Interview de Gilles Vieille Marchiset
Le SNEP a décidé de réaliser une campagne sur l’importance de l’EPS et de ses savoirs. L’argument du sport santé, de la contribution de l’EPS à un sport santé n’est presque plus questionné. Gilles Vieille Marchiset analyse cette association sport-santé et en apporte un regard critique passionnant. Un travail qui vient éclairer autrement les glissements actuels des programmes d’EPS. Il réalise un ouvrage facile à lire avec un effort notable de démocratisation des savoirs.
Bruno Cremonesi : Le titre de votre ouvrage est : « La conversion des corps. Bouger pour être sain. » Pouvez-vous préciser ce que vous entendez par là ?
Il y a une forme de collaboration intéressée entre le monde de la santé et les acteurs du sport. C’est tout un dispositif articulé pour transformer les corps. La conversion des corps est ainsi considérée comme une entreprise collective et négociée de normalisation, pour la mise en mouvement régulière et modérée avec une optique très rationalisée, laissant la part belle aux chiffres et aux technologies.
Il s’agit alors, dans un cadre hédonistique, de diffuser une éthique du bien-être, voire une morale du bonheur par les corps en mouvement. L’activité physique est présentée comme un gage d’une vie bonne.
L’incorporation passe donc par Ia diffusion des normes de bien-être corporel à travers Ies institutions politiques, médicales, sportives et familiales. Des acteurs intermédiaires, animés par des intérêts professionnels, se positionnent alors comme de véritables entrepreneurs de bien-être en construisant des nouvelles formes d’encadrement des corps, autrement dit des pédagogies plus ou moins englobantes par le mouvement raisonné.
Toutefois la population incorpore plus ou moins cette normativité corporelle, les uns dans une optique d’élévation et de distinction dans l’espace social des corps, les autres dans une optique d’accommodation ou de résistance, afin de combiner, voire de défendre leurs propres dispositions corporelles, longuement inculquées tout au long de leurs trajectoires sociales.
BC : Dans votre ouvrage vous caractérisez nos sociétés d’une « optique santeiste ». Qu’est cela signifie ?

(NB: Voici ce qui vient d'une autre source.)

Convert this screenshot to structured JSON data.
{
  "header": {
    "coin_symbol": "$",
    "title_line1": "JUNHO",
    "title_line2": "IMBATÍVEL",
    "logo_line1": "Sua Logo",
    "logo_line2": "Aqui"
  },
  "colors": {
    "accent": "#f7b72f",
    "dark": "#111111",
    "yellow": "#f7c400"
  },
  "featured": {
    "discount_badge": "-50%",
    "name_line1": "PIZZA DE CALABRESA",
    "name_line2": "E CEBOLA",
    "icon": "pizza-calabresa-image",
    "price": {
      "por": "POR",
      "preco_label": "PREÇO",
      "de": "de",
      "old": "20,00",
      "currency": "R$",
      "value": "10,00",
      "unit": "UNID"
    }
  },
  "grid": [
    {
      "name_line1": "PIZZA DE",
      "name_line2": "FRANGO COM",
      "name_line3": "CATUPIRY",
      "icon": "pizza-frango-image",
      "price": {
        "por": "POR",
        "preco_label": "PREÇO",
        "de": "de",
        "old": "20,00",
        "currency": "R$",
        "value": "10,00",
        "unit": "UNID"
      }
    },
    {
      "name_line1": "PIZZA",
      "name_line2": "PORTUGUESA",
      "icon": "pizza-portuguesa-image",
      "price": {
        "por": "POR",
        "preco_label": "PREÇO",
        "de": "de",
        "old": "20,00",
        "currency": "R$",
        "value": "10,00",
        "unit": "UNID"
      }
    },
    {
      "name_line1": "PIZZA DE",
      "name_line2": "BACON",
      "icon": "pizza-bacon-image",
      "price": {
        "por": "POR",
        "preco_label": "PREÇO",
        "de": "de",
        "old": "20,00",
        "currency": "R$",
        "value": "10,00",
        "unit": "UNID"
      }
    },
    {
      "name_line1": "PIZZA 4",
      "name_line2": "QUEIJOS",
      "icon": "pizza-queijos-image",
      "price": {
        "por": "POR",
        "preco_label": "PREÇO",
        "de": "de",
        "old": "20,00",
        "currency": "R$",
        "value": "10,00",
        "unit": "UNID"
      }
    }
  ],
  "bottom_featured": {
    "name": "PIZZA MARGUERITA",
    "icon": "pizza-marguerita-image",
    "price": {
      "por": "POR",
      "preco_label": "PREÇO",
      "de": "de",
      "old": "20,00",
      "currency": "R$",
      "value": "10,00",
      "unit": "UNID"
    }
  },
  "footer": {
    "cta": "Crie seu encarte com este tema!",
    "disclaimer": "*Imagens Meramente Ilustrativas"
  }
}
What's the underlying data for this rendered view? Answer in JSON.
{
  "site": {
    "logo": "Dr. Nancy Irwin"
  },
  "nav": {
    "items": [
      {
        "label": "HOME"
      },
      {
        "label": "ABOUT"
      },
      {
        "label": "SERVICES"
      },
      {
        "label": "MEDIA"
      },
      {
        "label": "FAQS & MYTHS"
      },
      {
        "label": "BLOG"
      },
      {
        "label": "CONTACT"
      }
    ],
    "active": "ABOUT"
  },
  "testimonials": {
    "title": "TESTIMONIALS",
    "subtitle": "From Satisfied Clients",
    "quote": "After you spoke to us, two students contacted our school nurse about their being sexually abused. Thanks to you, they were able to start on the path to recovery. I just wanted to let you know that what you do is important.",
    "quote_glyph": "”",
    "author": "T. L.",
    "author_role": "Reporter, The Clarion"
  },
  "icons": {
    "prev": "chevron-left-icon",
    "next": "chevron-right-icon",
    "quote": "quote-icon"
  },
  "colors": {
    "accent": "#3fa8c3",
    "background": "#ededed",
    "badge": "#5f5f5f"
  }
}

La fabrique du récit santéiste vise à justifier la nécessité de bouger pour être sain et comme promesse du bonheur. J’ai fait le parallèle dans mon analyse à la construction des contes avec un héros : nous, un risque : l’obésité par exemple, un anti-héros : la sédentarité, un adjuvant : l’éducateur, un objet magique : la pratique physique. On raconte en fait une histoire aux populations en faisant un lien direct entre la fin de maladies chroniques et l’activité physique. Ce récit s’intègre dans une biomédicalisation du monde avec une forte composante épidémiologique. Il y a une construction dramaturgique où chacun doit combattre la sédentarité. Pour la sociologie critique, cette vision met en avant un processus de responsabilisation de l’individu, avec une forte pression morale, dans les sociétés libérales actuelles. Elle renvoie à un corps performant et perfectible lié à des modes de vie à respecter au sein d’un marché de biens et de services du bien-être corporel. L’individu est mobilisé pour devenir l’entrepreneur de sa propre santé et de son bonheur.
BC : Vous nommez les acteurs de ce projet moral les entrepreneurs du bien être ?
Ce sont des entrepreneurs de bien-être corporel, qui participent à une forme de conversion morale qui défend l’idée d’une vie bonne grâce aux activités physiques. Les professions en charge cette discipline morale des corps, les médecins du sport, les kinés, les éducateurs… mettent en mouvement les corps pour dire aux gens qu’ils seront plus heureux en bougeant, qu’ils pourront avoir le salut ici et maintenant par ces pratiques physiques et sportives.
La littérature scientifique met en avant, dans les pas de Foucault, le gouvernement de soi par soi-même comme technique de disciplinarisation des corps rattachés au biopouvoir, dont les caractéristiques demeurent, en terme politique, dissimulées et horizontales. Il ne s’agit pas d’un gouvernement vertical des classes sociales dominantes à l’égard des groupes dominés. Il faut l’entendre, dans une optique foucaldienne, comme un pouvoir global sur chacun.
Pour ma part, dans cette optique santéiste, je déplace le curseur pour révéler l’omniprésence d’un logos gestionnaire faisant la part belle à la conduite de projet par soi et pour soi. Le management intègre alors l’intime, le quotidien au sein d’une biomédicalisation de la vie.